Past Coursework

Analysis of Categorical Data

  • A comprehensive overview of methods of analysis for binary and other discrete response data, with applications to epidemiological and clinical studies. Topics discussed include 2x2 tables, tests of independence, measures of association, power and sample size determination, stratification and matching in design and analysis, interrater agreement, logistic regression analysis. We used SAS throughout the course.
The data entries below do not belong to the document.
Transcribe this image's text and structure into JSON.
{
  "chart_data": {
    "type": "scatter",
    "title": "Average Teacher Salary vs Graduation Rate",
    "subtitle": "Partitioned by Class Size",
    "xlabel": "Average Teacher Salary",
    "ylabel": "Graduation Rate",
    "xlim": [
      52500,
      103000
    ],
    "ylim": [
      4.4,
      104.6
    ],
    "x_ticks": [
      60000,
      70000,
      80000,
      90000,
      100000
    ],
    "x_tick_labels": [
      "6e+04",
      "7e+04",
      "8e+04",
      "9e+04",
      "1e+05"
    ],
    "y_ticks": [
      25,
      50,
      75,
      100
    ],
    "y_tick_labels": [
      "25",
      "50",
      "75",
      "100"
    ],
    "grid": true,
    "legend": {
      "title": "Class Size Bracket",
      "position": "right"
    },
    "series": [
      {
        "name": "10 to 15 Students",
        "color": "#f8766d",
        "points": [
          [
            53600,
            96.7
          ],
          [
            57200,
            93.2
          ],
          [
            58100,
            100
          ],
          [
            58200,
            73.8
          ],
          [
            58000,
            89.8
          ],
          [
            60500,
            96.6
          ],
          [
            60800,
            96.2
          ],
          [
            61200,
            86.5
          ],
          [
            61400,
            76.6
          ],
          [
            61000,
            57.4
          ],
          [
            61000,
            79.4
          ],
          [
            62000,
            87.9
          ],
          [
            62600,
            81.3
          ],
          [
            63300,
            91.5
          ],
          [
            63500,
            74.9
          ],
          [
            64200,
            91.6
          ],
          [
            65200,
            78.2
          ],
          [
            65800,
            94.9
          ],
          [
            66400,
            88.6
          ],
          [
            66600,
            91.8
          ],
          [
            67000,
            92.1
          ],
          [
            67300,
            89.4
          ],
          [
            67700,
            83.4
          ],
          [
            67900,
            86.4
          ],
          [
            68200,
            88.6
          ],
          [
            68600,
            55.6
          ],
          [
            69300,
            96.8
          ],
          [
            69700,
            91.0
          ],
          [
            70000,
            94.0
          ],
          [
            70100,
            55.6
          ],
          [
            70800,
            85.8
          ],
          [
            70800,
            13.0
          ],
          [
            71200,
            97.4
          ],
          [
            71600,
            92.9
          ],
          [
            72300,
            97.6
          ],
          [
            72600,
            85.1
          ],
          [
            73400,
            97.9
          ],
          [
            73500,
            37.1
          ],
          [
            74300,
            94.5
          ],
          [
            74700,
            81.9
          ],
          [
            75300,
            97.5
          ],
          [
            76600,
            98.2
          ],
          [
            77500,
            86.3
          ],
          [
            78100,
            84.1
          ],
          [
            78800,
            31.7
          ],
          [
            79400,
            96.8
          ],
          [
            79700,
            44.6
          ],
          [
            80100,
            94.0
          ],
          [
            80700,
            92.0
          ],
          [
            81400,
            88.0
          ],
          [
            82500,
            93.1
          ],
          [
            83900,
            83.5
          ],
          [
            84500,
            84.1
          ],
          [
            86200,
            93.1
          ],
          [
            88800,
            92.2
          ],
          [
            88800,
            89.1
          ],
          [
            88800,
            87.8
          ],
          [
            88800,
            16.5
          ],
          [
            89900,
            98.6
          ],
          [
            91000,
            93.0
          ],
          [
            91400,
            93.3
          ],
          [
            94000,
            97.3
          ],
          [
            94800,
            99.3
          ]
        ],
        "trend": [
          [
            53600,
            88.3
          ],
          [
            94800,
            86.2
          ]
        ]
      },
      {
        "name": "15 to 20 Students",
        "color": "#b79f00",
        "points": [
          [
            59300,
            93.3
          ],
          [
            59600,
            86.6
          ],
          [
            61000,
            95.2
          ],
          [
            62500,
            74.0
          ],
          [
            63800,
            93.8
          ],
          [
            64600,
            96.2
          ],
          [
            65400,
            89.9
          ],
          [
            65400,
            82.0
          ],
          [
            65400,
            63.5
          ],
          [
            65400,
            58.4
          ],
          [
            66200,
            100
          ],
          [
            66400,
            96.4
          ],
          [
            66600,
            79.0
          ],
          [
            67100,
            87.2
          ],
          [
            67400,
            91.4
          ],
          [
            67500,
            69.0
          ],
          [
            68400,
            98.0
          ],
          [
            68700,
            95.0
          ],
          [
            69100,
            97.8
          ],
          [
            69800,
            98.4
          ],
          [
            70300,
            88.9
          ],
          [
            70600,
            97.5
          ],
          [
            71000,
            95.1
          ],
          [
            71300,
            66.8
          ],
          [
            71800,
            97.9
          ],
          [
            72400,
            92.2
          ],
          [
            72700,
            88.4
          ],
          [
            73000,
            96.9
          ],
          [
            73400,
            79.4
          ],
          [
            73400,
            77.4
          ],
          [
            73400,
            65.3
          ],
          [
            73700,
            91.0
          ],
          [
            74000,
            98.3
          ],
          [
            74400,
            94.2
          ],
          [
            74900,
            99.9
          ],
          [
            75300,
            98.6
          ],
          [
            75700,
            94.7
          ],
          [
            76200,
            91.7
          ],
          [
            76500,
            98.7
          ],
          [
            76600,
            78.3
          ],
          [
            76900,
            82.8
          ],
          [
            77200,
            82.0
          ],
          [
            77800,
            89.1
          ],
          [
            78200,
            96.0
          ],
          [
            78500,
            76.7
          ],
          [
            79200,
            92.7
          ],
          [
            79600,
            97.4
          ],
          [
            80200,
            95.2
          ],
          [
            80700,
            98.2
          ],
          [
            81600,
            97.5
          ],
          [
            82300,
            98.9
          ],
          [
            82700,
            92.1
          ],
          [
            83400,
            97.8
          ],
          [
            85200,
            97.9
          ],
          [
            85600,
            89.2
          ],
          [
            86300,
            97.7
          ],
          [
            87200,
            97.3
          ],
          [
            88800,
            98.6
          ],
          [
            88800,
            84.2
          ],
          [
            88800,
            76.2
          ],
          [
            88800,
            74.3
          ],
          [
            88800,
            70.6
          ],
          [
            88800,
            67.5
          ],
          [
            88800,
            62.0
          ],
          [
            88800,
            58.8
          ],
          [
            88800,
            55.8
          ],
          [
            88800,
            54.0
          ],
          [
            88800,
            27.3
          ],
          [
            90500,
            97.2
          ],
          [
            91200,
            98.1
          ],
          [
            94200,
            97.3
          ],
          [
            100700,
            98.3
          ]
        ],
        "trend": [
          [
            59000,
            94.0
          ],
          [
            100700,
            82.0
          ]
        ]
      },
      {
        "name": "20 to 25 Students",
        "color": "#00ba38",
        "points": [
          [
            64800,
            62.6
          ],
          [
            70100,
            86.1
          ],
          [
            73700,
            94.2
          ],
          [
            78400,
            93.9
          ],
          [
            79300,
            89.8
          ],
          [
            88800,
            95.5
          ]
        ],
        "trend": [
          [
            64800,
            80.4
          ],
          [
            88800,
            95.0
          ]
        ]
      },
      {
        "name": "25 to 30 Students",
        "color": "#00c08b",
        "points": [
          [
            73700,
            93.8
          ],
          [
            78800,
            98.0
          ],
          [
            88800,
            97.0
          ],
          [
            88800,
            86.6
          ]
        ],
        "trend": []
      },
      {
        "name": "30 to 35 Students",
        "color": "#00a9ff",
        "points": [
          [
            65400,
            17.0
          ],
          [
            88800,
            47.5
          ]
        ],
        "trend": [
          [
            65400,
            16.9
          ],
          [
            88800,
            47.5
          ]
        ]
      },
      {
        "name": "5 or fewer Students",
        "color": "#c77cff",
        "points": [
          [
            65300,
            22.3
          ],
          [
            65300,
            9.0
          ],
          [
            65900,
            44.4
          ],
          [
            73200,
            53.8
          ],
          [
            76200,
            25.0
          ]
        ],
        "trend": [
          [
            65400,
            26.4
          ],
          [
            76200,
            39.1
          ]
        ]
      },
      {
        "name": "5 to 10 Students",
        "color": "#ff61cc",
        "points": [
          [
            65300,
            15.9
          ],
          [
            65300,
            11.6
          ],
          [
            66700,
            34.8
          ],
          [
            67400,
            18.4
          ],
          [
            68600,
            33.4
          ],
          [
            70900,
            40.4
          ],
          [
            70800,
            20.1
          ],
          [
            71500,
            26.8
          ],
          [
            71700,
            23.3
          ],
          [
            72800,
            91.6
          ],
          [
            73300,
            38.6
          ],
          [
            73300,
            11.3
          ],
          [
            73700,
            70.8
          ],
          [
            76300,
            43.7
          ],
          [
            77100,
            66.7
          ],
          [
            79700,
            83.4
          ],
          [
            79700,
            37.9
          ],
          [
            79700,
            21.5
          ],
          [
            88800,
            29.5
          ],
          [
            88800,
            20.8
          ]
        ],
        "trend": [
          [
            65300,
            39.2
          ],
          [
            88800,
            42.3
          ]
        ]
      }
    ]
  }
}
Statistical Computing with SAS

  • This course provided introduction to the basics of statistical programming with SAS (Statistical Analysis System). The course proceeded from understanding data types, how to move data into and out of SAS, how SAS holds data, what a SAS data set looks like, to the basic programming concepts. We expanded our programming vocabulary, incorporated logic structures into programming, and investigated the use of existing SAS Procedures.

Data Science I

  • Contemporary biostatistics and data analysis depends on the mastery of tools for computation, visualization, dissemination, and reproducibility in addition to proficiency in traditional statistical techniques using R Studio. The goal of this course was to provide training in the elements of a complete pipeline for data analysis.

Applied Regression I

  • This course provided an introduction to the basics of regression analysis. The class proceeded systematically from the examination of the distributional qualities of the measures of interest, to assessing the appropriateness of the assumption of linearity, to issues related to variable inclusion, model fit, interpretation, and regression diagnostics. We will primarily use scalar notation (i.e. we used limited matrix notation). We used SAS throughout the course.

Current Coursework

Applied Regression II

  • This course will introduce the statistical methods for analyzing censored data, non-normally distributed response data, and repeated measurements data that are commonly encountered in medical and public health research. Topics include estimation and comparison of survival curves, regression models for survival data, logit models, log-linear models, and generalized estimating equations. Examples are drawn from the health sciences. We are using R and SAS throughout the course.

Data Science II

  • The course will introduce: concepts and methods in statistical learning; classification and regression techniques beyond linear methods; exploratory data analysis using methods in unsupervised learning; various statistical learning methods using R; a pipeline for predictive modeling: data preprocessing, model training, model interpretation.

Public Health GIS

  • The course will introduce students to the theory, software, and analytical techniques needed to effectively use GIS in public health. This includes the ability to visualize spatial data, identify significant clusters, utilize appropriate geoprocessing tools, and integrate spatial processes into regression analysis. By the end of the course, students will have a solid understanding of how GIS can be used to support decision making and analysis in public health.